Pero en 2010, la constructora paró los trabajos en El Chaparral y reclamó a la CEL más dinero bajo el argumento de que se había encontrado con “imprevistos imprevisibles” en el sitio de la obra.

En el informe de los auditores del ente contralor se revela que los supervisores de la CEL y de las firmas externas recomendaron a las autoridades de la autónoma que el reclamo no procedía y que debía continuar con las obras, pero que la constructora recurrió directamente a la presidencia de la autónoma.

En diciembre,los auditores dejan plasmado en su informe que no hallaron documentación de cuál fue la respuesta de la CEL a la Astaldi, pero que luego vino el arreglo directo y el pago global sin que se supiera cómo lo habían calculado.

“No se encontró evidencia documental que respaldara dicho monto que sirvió de base para la negociación del arreglo directo determinado por  la Junta Directiva en relación a la liquidación del contrato” con la Astaldi, determinaron los auditores.

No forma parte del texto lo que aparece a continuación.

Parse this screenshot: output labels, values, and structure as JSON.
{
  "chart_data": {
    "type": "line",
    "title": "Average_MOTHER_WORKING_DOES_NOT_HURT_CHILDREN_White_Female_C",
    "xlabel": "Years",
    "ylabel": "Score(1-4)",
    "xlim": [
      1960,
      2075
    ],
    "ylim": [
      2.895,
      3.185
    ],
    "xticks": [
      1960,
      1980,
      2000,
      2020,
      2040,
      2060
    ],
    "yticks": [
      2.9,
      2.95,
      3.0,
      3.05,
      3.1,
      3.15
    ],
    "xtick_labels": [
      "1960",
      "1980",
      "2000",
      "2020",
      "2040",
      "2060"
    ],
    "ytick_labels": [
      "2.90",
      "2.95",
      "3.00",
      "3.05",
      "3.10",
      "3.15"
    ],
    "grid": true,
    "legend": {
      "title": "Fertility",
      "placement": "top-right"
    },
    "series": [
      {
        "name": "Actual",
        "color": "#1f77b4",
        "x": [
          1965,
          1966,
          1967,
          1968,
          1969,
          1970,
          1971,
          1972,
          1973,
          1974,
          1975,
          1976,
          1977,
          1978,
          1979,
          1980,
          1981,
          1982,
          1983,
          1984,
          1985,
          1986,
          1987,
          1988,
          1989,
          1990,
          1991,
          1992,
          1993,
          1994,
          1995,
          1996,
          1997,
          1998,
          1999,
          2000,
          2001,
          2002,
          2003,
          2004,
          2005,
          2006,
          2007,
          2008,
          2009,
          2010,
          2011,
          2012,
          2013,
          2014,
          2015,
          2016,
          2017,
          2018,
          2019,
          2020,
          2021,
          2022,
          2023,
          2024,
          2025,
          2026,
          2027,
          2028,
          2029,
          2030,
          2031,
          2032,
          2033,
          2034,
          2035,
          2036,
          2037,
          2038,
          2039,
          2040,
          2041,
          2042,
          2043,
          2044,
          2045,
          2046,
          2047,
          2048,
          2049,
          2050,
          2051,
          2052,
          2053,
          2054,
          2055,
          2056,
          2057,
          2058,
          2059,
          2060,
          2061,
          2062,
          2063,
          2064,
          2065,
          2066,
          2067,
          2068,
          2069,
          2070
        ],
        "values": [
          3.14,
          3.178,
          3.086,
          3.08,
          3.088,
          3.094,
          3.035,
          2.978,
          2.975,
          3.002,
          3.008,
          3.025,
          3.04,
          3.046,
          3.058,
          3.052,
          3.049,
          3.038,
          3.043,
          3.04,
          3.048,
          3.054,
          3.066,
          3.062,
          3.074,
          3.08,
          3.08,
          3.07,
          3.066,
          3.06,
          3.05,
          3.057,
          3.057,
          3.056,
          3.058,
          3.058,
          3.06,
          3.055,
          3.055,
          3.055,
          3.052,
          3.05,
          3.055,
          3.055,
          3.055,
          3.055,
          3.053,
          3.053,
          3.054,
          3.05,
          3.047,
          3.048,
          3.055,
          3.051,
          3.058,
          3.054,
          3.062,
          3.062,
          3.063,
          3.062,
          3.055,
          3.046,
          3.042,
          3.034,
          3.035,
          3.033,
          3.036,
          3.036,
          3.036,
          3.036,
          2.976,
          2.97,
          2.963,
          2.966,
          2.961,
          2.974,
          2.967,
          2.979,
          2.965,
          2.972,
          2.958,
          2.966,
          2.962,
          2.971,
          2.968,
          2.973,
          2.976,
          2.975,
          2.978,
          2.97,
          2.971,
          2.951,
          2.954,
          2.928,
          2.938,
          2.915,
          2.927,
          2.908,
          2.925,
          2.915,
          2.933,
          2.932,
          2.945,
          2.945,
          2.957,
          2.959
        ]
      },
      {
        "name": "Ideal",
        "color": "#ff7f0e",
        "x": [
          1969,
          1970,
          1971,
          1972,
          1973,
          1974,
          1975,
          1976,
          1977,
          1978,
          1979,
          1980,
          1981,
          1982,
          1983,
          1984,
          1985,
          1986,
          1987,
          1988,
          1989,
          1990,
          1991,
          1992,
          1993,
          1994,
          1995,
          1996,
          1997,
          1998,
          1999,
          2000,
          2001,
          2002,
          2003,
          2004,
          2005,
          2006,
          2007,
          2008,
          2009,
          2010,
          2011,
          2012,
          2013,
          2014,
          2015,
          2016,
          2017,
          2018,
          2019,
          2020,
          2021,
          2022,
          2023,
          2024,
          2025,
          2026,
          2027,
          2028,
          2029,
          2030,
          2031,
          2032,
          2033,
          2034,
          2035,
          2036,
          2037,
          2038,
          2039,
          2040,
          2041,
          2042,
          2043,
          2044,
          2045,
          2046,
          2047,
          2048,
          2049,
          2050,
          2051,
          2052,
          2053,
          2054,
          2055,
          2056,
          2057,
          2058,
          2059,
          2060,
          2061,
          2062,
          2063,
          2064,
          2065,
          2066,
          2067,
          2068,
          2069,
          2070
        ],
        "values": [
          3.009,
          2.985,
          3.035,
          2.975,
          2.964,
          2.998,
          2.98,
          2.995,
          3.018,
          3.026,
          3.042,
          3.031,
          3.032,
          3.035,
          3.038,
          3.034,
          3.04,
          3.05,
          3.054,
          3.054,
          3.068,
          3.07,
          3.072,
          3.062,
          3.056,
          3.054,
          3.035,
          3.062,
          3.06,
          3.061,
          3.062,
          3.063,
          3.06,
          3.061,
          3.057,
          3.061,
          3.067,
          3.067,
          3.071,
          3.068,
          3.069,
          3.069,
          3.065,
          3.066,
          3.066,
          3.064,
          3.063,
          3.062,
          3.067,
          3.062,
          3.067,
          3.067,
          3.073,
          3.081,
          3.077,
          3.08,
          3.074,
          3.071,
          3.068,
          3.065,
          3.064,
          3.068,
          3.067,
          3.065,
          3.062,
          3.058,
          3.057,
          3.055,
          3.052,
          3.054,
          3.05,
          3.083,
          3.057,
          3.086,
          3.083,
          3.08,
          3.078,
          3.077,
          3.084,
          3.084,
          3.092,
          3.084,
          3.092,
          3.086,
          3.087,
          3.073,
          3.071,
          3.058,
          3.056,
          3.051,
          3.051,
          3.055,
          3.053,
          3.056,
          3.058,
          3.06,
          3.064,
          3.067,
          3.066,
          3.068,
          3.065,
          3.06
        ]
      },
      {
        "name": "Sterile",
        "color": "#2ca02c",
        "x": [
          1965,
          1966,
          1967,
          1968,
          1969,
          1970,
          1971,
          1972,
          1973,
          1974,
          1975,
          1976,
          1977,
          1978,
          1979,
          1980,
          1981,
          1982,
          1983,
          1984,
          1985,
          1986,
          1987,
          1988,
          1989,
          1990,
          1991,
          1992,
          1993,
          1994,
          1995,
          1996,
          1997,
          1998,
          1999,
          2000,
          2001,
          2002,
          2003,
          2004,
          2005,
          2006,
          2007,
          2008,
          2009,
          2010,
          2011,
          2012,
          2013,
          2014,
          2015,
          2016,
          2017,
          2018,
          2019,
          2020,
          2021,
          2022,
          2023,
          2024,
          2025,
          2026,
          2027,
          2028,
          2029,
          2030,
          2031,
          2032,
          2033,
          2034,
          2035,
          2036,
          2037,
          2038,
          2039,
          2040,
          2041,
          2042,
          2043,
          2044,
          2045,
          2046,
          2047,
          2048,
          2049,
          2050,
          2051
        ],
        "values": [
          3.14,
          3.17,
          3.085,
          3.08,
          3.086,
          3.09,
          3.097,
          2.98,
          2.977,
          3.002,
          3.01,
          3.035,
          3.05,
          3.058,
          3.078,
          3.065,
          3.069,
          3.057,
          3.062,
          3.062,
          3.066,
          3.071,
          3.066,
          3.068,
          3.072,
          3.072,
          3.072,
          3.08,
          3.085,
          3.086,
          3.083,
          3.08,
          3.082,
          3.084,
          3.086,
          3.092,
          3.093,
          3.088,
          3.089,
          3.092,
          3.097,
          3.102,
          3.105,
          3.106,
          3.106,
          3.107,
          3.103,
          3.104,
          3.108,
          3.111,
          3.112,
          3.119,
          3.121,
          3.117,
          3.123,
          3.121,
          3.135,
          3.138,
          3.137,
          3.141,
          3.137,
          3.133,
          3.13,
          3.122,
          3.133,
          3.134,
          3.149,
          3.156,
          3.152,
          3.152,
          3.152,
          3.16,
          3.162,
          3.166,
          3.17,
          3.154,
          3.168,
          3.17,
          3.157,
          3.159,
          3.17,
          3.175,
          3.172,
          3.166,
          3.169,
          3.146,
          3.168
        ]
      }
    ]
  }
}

 Le recriminaron también a la CEL que no tomara en cuenta el informe de valúo de la supervisión externa a cargo de Euroestudios e Ingetec y el que optara por $85 millones como cantidad base para negociar el arreglo, que era el cálculo mayor de tres que tenía como opción.

EDH20150922EN_004P

Reitera atraso de la obra

Con estos pagos, que además no correspondían con la obra ejecutada, los auditores le criticaron a la CEL que no aplicó las políticas de austeridad y racionalidad en el gasto público impuestas por el Órgano Ejecutivo en 2012.

Aunque en el informe de auditoría de junio de este año ya no le cuestiona todos estos aspectos, sí le reitera, aunque de manera indirecta, que se pagó por una obra con un retraso del 68.48 %.

“El proyecto presentó atrasos desde sus inicios, los cuales fueron incrementándose a partir de mayo de 2010, acumulando a junio de 2012 el 68.48 % de atraso”, dice en parte de las conclusiones.

Y puntualiza que: “El avance general del proyecto a junio de 2012 fue del 29.28 %, (según supervisión)”.

 Sin embargo, omiten la otra parte de esta conclusión plasmada en el informe inicial, cuando dijeron: “(…) siendo que el contratista no comprobó ni justificó las situaciones que lo generaron; asimismo, CEL no determinó el incumplimiento contractual”.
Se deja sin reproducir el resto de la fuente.